As primeiras empreitadas promovidas pela ditadura elucidaram o Estado sobre o potencial energético da Amazônia, em especial do rio Xingu. Curso de água que nasce no Mato Grosso e se transforma em afluente no rio Amazonas, no Pará, o rio Xingu é fonte de vida para povos indígenas, ribeirinhos e quilombolas. Na década de 1980, tornou-se alvo ameaçado por dirigentes do setor elétrico motivados a acelerar projetos considerados de “baixo investimento”, como hidrelétricas construídas em plena Amazônia, num período em que a preocupação ambiental e social não faziam parte da agenda.

Mais precisamente, em 1989 foi apresentado o projeto batizado de “Complexo de Altamira”, que reunia as Usinas de Babaquara e Kararaô. A construção da usina previa a inundação de quinhentos quilômetros quadrados, uma área equivalente ao tamanho de Curitiba, e exigia o deslocamento de sete mil moradores locais. Os impactos calculados motivaram a mobilização social que culminou no 1º  Encontro dos Povos Indígenas do Xingu, no município de Altamira, no Pará. Esta ação provocou repercussão internacional e contribuiu para que o projeto entrasse em hibernação.

Em 2010, porém, no segundo mandato do presidente Lula, do Partido dos Trabalhadores, a hidrelétrica de Belo Monte foi leiloada e o projeto de destruição da Amazônia, enfim, consumado. Essa barragem era um programa da ditadura que nenhum governo conseguiu efetuar devido à resistência dos povos indígenas e de movimentos sociais de Altamira. A sua concretização pela experiência de governo mais à esquerda da democracia brasileira é prova de que a exploração não tem fronteiras, nem ideologias. 

A usina de Belo Monte foi orçada em R$16 bilhões, leiloada por R$19 bilhões e financiada por R$28 bilhões de reais.

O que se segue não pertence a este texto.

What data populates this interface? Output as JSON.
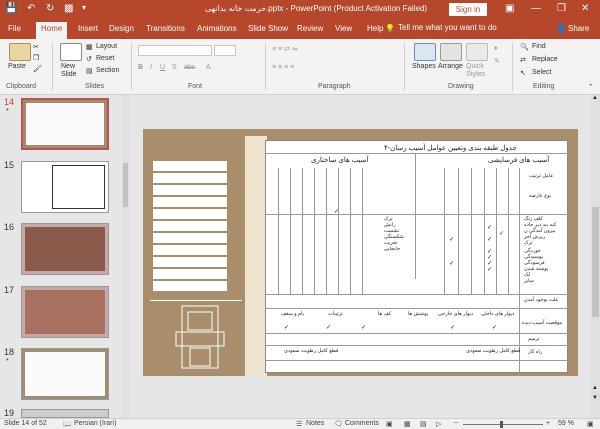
{
  "window": {
    "title": "حرمت خانه بدانهی.pptx - PowerPoint (Product Activation Failed)",
    "signin": "Sign in",
    "restore_icon": "restore-icon"
  },
  "tabs": [
    "File",
    "Home",
    "Insert",
    "Design",
    "Transitions",
    "Animations",
    "Slide Show",
    "Review",
    "View",
    "Help"
  ],
  "tell_me": "Tell me what you want to do",
  "share": "Share",
  "ribbon": {
    "paste": "Paste",
    "new_slide": "New\nSlide",
    "layout": "Layout",
    "reset": "Reset",
    "section": "Section",
    "shapes": "Shapes",
    "arrange": "Arrange",
    "quick_styles": "Quick\nStyles",
    "find": "Find",
    "replace": "Replace",
    "select": "Select",
    "groups": [
      "Clipboard",
      "Slides",
      "Font",
      "Paragraph",
      "Drawing",
      "Editing"
    ]
  },
  "slides": [
    {
      "num": "14",
      "star": "*"
    },
    {
      "num": "15",
      "star": ""
    },
    {
      "num": "16",
      "star": ""
    },
    {
      "num": "17",
      "star": ""
    },
    {
      "num": "18",
      "star": "*"
    },
    {
      "num": "19",
      "star": ""
    }
  ],
  "slide_content": {
    "heading": "۴-جدول طبقه بندی وتعیین عوامل آسیب رسان",
    "col_natural": "آسیب های فرسایشی",
    "col_structural": "آسیب های ساختاری",
    "row_labels": [
      "عامل ترتیب",
      "نوع عارضه",
      "کلف زنگ",
      "کبه بند دبر جاده",
      "بیرون آمدگی ن",
      "ریزش آجر",
      "ترک",
      "خوردگی",
      "پوسیدگی",
      "فرسودگی",
      "پوسته شدن",
      "لک",
      "سایر"
    ],
    "structural_labels": [
      "ترک",
      "رانش",
      "نشست",
      "شکستگی",
      "تخریب",
      "جابجایی"
    ],
    "bottom_labels": [
      "علت بوجود آمدن",
      "موقعیت آسیب دیده",
      "ترمیم",
      "راه کار"
    ],
    "loc_labels": [
      "دیوار های داخلی",
      "دیوار های خارجی",
      "پوشش ها",
      "کف ها",
      "تزئینات",
      "بام و سقف"
    ],
    "recommend": "قطع کامل رطوبت صعودی"
  },
  "status": {
    "slide": "Slide 14 of 52",
    "lang": "Persian (Iran)",
    "notes": "Notes",
    "comments": "Comments",
    "zoom": "59 %"
  }
}
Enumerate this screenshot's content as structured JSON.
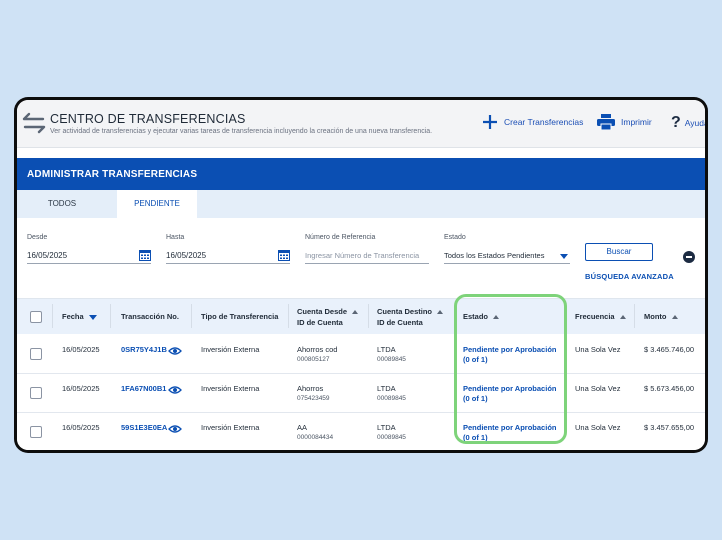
{
  "header": {
    "title": "CENTRO DE TRANSFERENCIAS",
    "subtitle": "Ver actividad de transferencias y ejecutar varias tareas de transferencia incluyendo la creación de una nueva transferencia.",
    "actions": {
      "create": "Crear Transferencias",
      "print": "Imprimir",
      "help": "Ayuda"
    }
  },
  "section": {
    "title": "ADMINISTRAR TRANSFERENCIAS"
  },
  "tabs": [
    {
      "label": "TODOS",
      "active": false
    },
    {
      "label": "PENDIENTE",
      "active": true
    }
  ],
  "filters": {
    "desde": {
      "label": "Desde",
      "value": "16/05/2025"
    },
    "hasta": {
      "label": "Hasta",
      "value": "16/05/2025"
    },
    "referencia": {
      "label": "Número de Referencia",
      "placeholder": "Ingresar Número de Transferencia"
    },
    "estado": {
      "label": "Estado",
      "value": "Todos los Estados Pendientes"
    },
    "search_button": "Buscar",
    "advanced_search": "BÚSQUEDA AVANZADA"
  },
  "table": {
    "headers": {
      "fecha": "Fecha",
      "transaccion": "Transacción No.",
      "tipo": "Tipo de Transferencia",
      "cuenta_desde": "Cuenta Desde",
      "cuenta_desde_sub": "ID de Cuenta",
      "cuenta_destino": "Cuenta Destino",
      "cuenta_destino_sub": "ID de Cuenta",
      "estado": "Estado",
      "frecuencia": "Frecuencia",
      "monto": "Monto"
    },
    "rows": [
      {
        "fecha": "16/05/2025",
        "transaccion": "0SR75Y4J1B",
        "tipo": "Inversión Externa",
        "desde_nombre": "Ahorros cod",
        "desde_id": "000805127",
        "destino_nombre": "LTDA",
        "destino_id": "00089845",
        "estado_1": "Pendiente por Aprobación",
        "estado_2": "(0 of 1)",
        "frecuencia": "Una Sola Vez",
        "monto": "$ 3.465.746,00"
      },
      {
        "fecha": "16/05/2025",
        "transaccion": "1FA67N00B1",
        "tipo": "Inversión Externa",
        "desde_nombre": "Ahorros",
        "desde_id": "075423459",
        "destino_nombre": "LTDA",
        "destino_id": "00089845",
        "estado_1": "Pendiente por Aprobación",
        "estado_2": "(0 of 1)",
        "frecuencia": "Una Sola Vez",
        "monto": "$ 5.673.456,00"
      },
      {
        "fecha": "16/05/2025",
        "transaccion": "59S1E3E0EA",
        "tipo": "Inversión Externa",
        "desde_nombre": "AA",
        "desde_id": "0000084434",
        "destino_nombre": "LTDA",
        "destino_id": "00089845",
        "estado_1": "Pendiente por Aprobación",
        "estado_2": "(0 of 1)",
        "frecuencia": "Una Sola Vez",
        "monto": "$ 3.457.655,00"
      }
    ]
  },
  "colors": {
    "primary": "#0b4fb3",
    "highlight": "#7ed37a",
    "background": "#cfe2f5"
  }
}
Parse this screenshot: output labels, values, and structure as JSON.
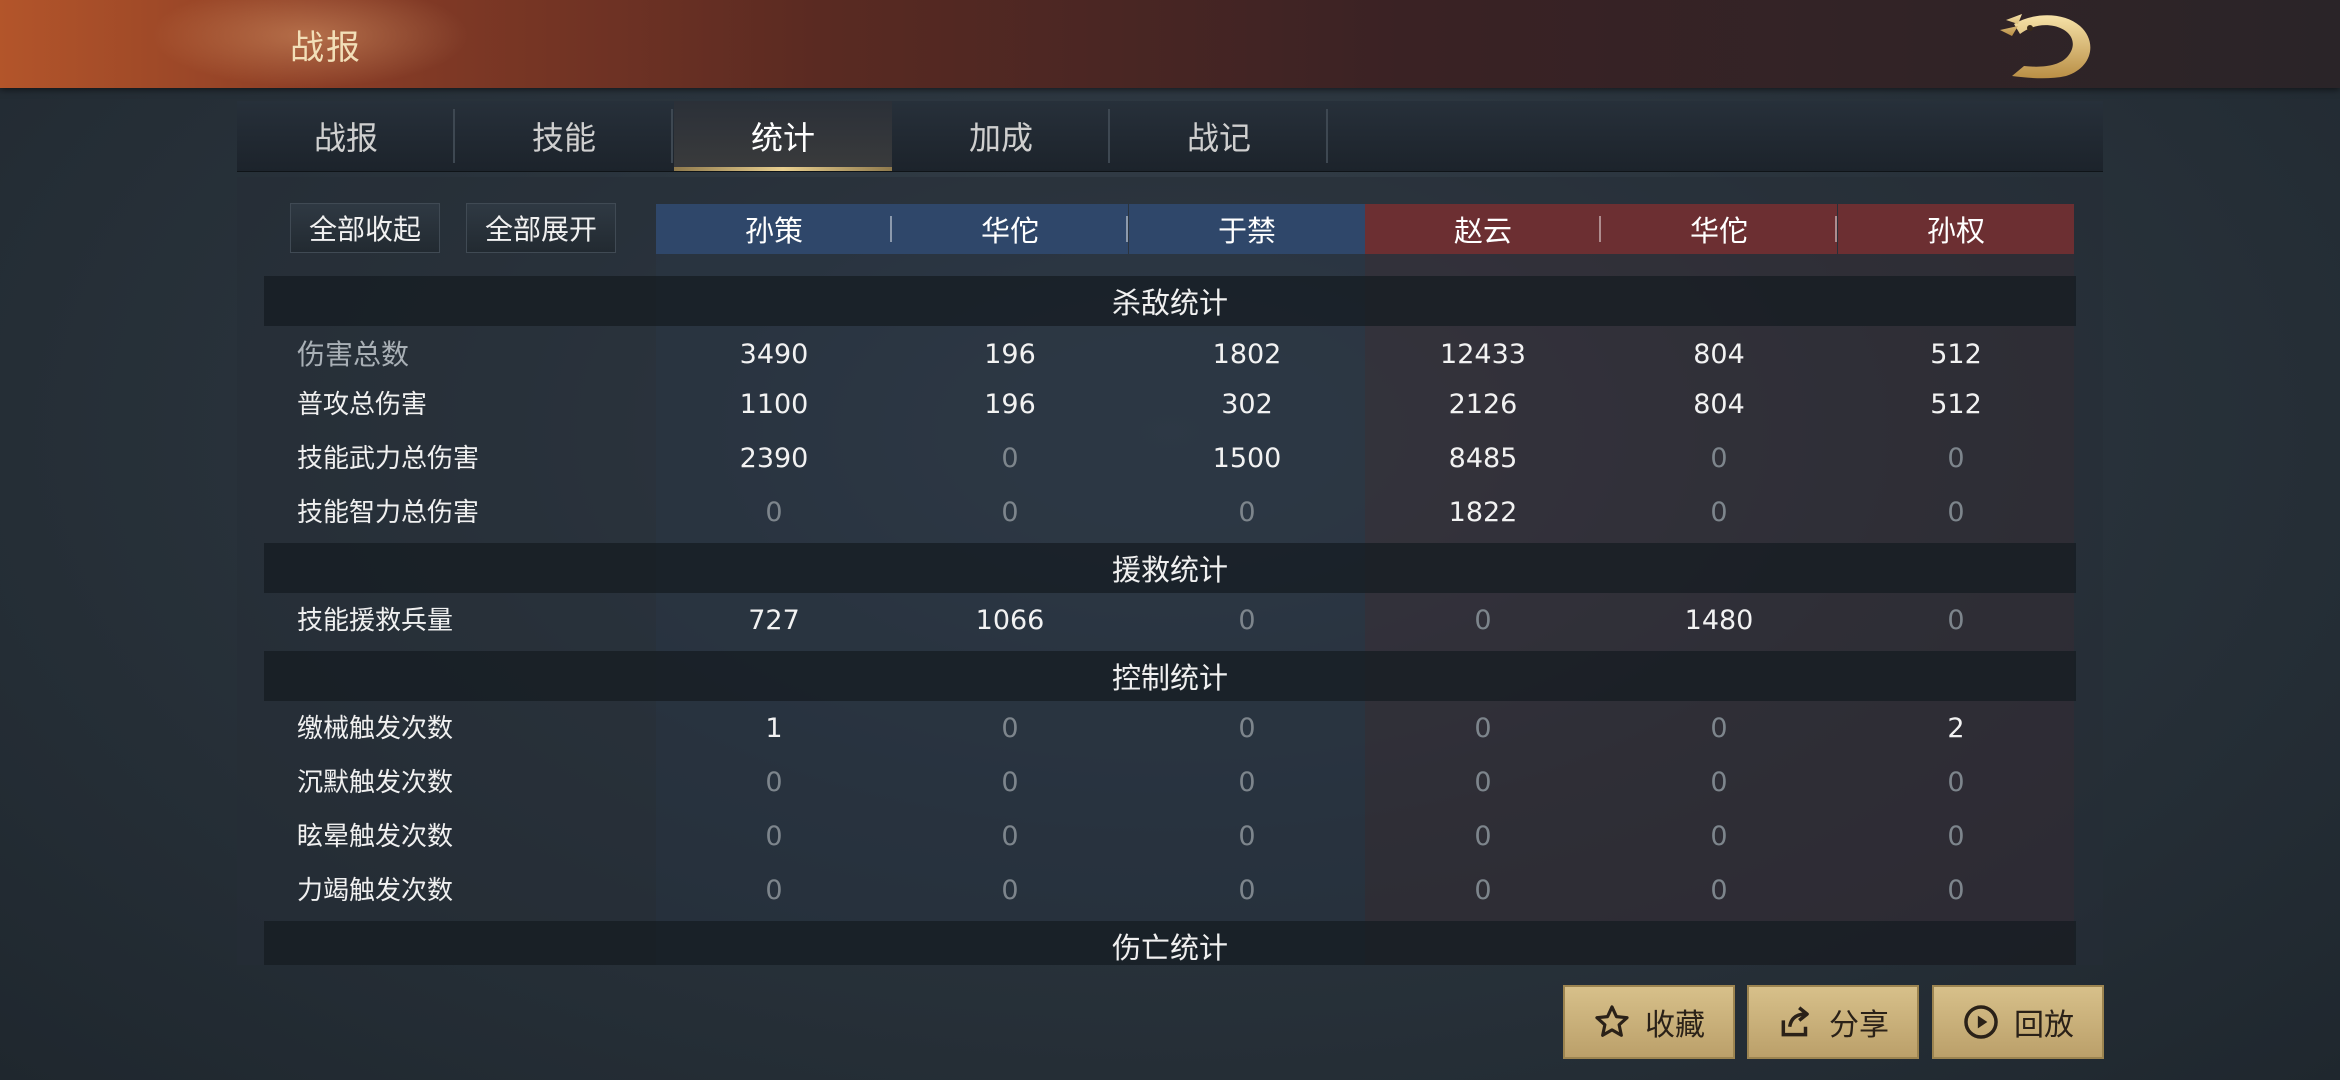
{
  "header": {
    "title": "战报"
  },
  "tabs": [
    "战报",
    "技能",
    "统计",
    "加成",
    "战记"
  ],
  "active_tab_index": 2,
  "controls": {
    "collapse_all": "全部收起",
    "expand_all": "全部展开"
  },
  "players": {
    "blue": [
      "孙策",
      "华佗",
      "于禁"
    ],
    "red": [
      "赵云",
      "华佗",
      "孙权"
    ]
  },
  "sections": {
    "kill": {
      "title": "杀敌统计",
      "rows": [
        {
          "label": "伤害总数",
          "values": [
            "3490",
            "196",
            "1802",
            "12433",
            "804",
            "512"
          ]
        },
        {
          "label": "普攻总伤害",
          "values": [
            "1100",
            "196",
            "302",
            "2126",
            "804",
            "512"
          ]
        },
        {
          "label": "技能武力总伤害",
          "values": [
            "2390",
            "0",
            "1500",
            "8485",
            "0",
            "0"
          ]
        },
        {
          "label": "技能智力总伤害",
          "values": [
            "0",
            "0",
            "0",
            "1822",
            "0",
            "0"
          ]
        }
      ]
    },
    "rescue": {
      "title": "援救统计",
      "rows": [
        {
          "label": "技能援救兵量",
          "values": [
            "727",
            "1066",
            "0",
            "0",
            "1480",
            "0"
          ]
        }
      ]
    },
    "control": {
      "title": "控制统计",
      "rows": [
        {
          "label": "缴械触发次数",
          "values": [
            "1",
            "0",
            "0",
            "0",
            "0",
            "2"
          ]
        },
        {
          "label": "沉默触发次数",
          "values": [
            "0",
            "0",
            "0",
            "0",
            "0",
            "0"
          ]
        },
        {
          "label": "眩晕触发次数",
          "values": [
            "0",
            "0",
            "0",
            "0",
            "0",
            "0"
          ]
        },
        {
          "label": "力竭触发次数",
          "values": [
            "0",
            "0",
            "0",
            "0",
            "0",
            "0"
          ]
        }
      ]
    },
    "casualty": {
      "title": "伤亡统计"
    }
  },
  "actions": {
    "favorite": "收藏",
    "share": "分享",
    "replay": "回放"
  },
  "icons": {
    "logo": "dragon-logo-icon",
    "favorite": "star-icon",
    "share": "share-icon",
    "replay": "play-circle-icon"
  },
  "colors": {
    "blue_team": "#2f476a",
    "red_team": "#6c2f32",
    "gold": "#d7c08a"
  }
}
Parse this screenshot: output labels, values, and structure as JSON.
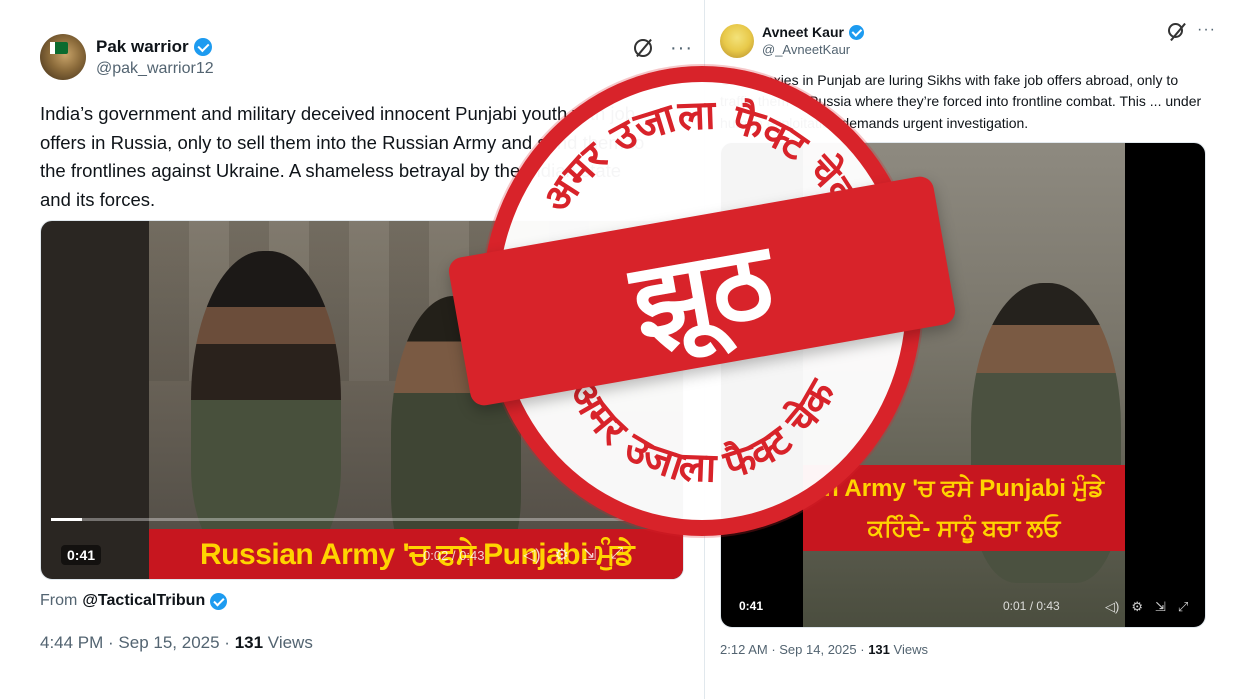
{
  "tweet_left": {
    "display_name": "Pak warrior",
    "handle": "@pak_warrior12",
    "text": "India’s government and military deceived innocent Punjabi youth with job offers in Russia, only to sell them into the Russian Army and send them to the frontlines against Ukraine. A shameless betrayal by the Indian state and its forces.",
    "video": {
      "caption": "Russian Army 'ਚ ਫਸੇ Punjabi ਮੁੰਡੇ",
      "duration": "0:41",
      "elapsed": "0:02 / 0:43",
      "progress": 0.05
    },
    "from_label": "From",
    "from_handle": "@TacticalTribun",
    "time": "4:44 PM",
    "date": "Sep 15, 2025",
    "views_count": "131",
    "views_label": "Views"
  },
  "tweet_right": {
    "display_name": "Avneet Kaur",
    "handle": "@_AvneetKaur",
    "text": "Govt proxies in Punjab are luring Sikhs with fake job offers abroad, only to traffic them to Russia where they’re forced into frontline combat. This ... under human exploitation demands urgent investigation.",
    "video": {
      "caption_line1": "n Army 'ਚ ਫਸੇ Punjabi ਮੁੰਡੇ",
      "caption_line2": "ਕਹਿੰਦੇ- ਸਾਨੂੰ ਬਚਾ ਲਓ",
      "duration": "0:41",
      "elapsed": "0:01 / 0:43"
    },
    "time": "2:12 AM",
    "date": "Sep 14, 2025",
    "views_count": "131",
    "views_label": "Views"
  },
  "stamp": {
    "verdict": "झूठ",
    "arc_text": "अमर उजाला फैक्ट चेक",
    "color": "#d8232a"
  },
  "colors": {
    "verified": "#1d9bf0",
    "muted_text": "#536471",
    "caption_bg": "#c7161f",
    "caption_text": "#ffd400"
  }
}
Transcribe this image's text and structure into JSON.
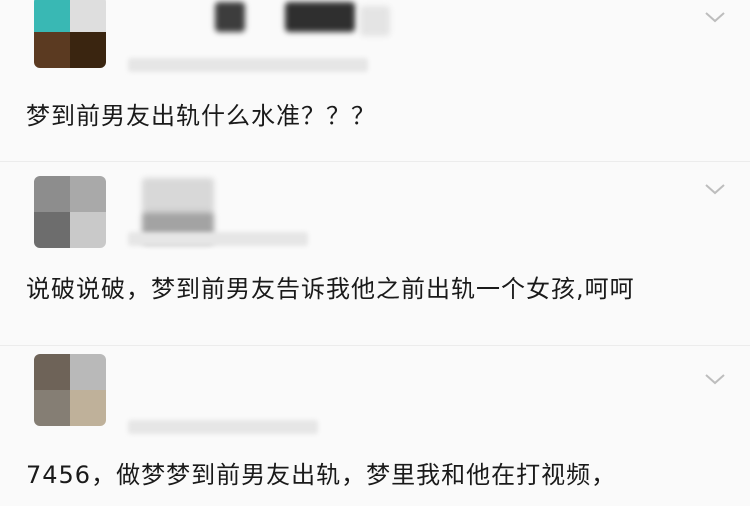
{
  "posts": [
    {
      "text": "梦到前男友出轨什么水准？？？",
      "avatar_colors": [
        "#39b8b4",
        "#dedede",
        "#5b3a21",
        "#3a2510"
      ]
    },
    {
      "text": "说破说破，梦到前男友告诉我他之前出轨一个女孩,呵呵",
      "avatar_colors": [
        "#8d8d8d",
        "#a9a9a9",
        "#6d6d6d",
        "#c9c9c9"
      ]
    },
    {
      "text": "7456，做梦梦到前男友出轨，梦里我和他在打视频，",
      "avatar_colors": [
        "#6e6358",
        "#b9b9b9",
        "#857e74",
        "#bfb19a"
      ]
    }
  ],
  "icons": {
    "expand": "chevron-down-icon"
  },
  "colors": {
    "background": "#fafafa",
    "text": "#1a1a1a",
    "chevron": "#bdbdbd"
  }
}
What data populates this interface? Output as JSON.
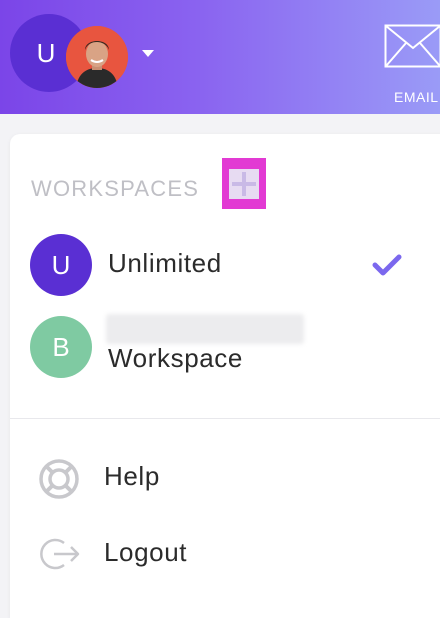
{
  "header": {
    "user_initial": "U",
    "email_label": "EMAIL"
  },
  "workspaces": {
    "title": "WORKSPACES",
    "items": [
      {
        "initial": "U",
        "name": "Unlimited",
        "selected": true,
        "color": "#5a2fd3"
      },
      {
        "initial": "B",
        "name": "Workspace",
        "color": "#7fcaa2"
      }
    ]
  },
  "menu": {
    "help_label": "Help",
    "logout_label": "Logout"
  },
  "colors": {
    "accent": "#7b45e8",
    "highlight": "#e23ad3",
    "check": "#7b68ee"
  }
}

O saldo desta conta são, pelo menos, 20 mil pessoas desabrigadas pela barragem; o ecossistema endêmico do rio Xingu destruído, desse modo prejudicando os meios de subsistência das comunidades tradicionais; um aumento de 75% do desmatamento após uma queda histórica em 2012; aumento, também, de até três vezes nas emissões de gases-estufa; e um processo aberto contra a Norte Energia, empresa empreendedora de Belo Monte, por etnocídio da cultura indígena. 

Em agosto de 2022, o Painel Intergovernamental sobre mudanças climáticas, o IPCC, divulgou o relatório intitulado “Impactos, Adaptação e Vulnerabilidade”. O texto enfatiza como os impactos da crise climática são, e continuarão a ser, sentidos de maneira desigual por diferentes grupos. Evidenciando que existe uma associação direta entre subdesenvolvimento e alta vulnerabilidade a riscos climáticos, o relatório do IPCC abre margem para a discussão do apartheid climático.

Uma mentira, talvez a maior deste século, é a afirmação de que “estamos todos no mesmo barco”. Ao declarar isso, restringimos a espécie humana a um genérico, bem como reduzimos a atroz desigualdade que determinou a tragédia ambiental.

Quem consumiu o planeta foi uma minoria rica, majoritariamente branca, do Norte do globo, principalmente nos Estados Unidos e na Europa, associada às elites extrativistas do Sul. Quem consumiu o planeta hoje constrói muros cada vez mais altos e cercas cada vez mais intransponíveis para impedir que as vítimas do seu capitalismo predatório entrem em seu território. Outra vez, são os negros e os indígenas, os mais probres e desfavorecidos que são atingidos com muito mais violência pelo aquecimento global. 

A verdade que precisa ser afirmada é que, para enfrentar o aumento anual da temperatura, a seca dos rios e dos oceanos, a insegurança alimentar provocada pela baixa da biodiversidade, a grande maioria tem um barquinho de papel e a minoria que provocou essa catástrofe, luxuosos iates com ar-condicionado.

Leitura que inspirou o texto: BRUM, Eliane. BanzeiroÒkótò: Uma viagem à Amazônia Centro do Mundo. São Paulo: Companhia das Letras, 2021.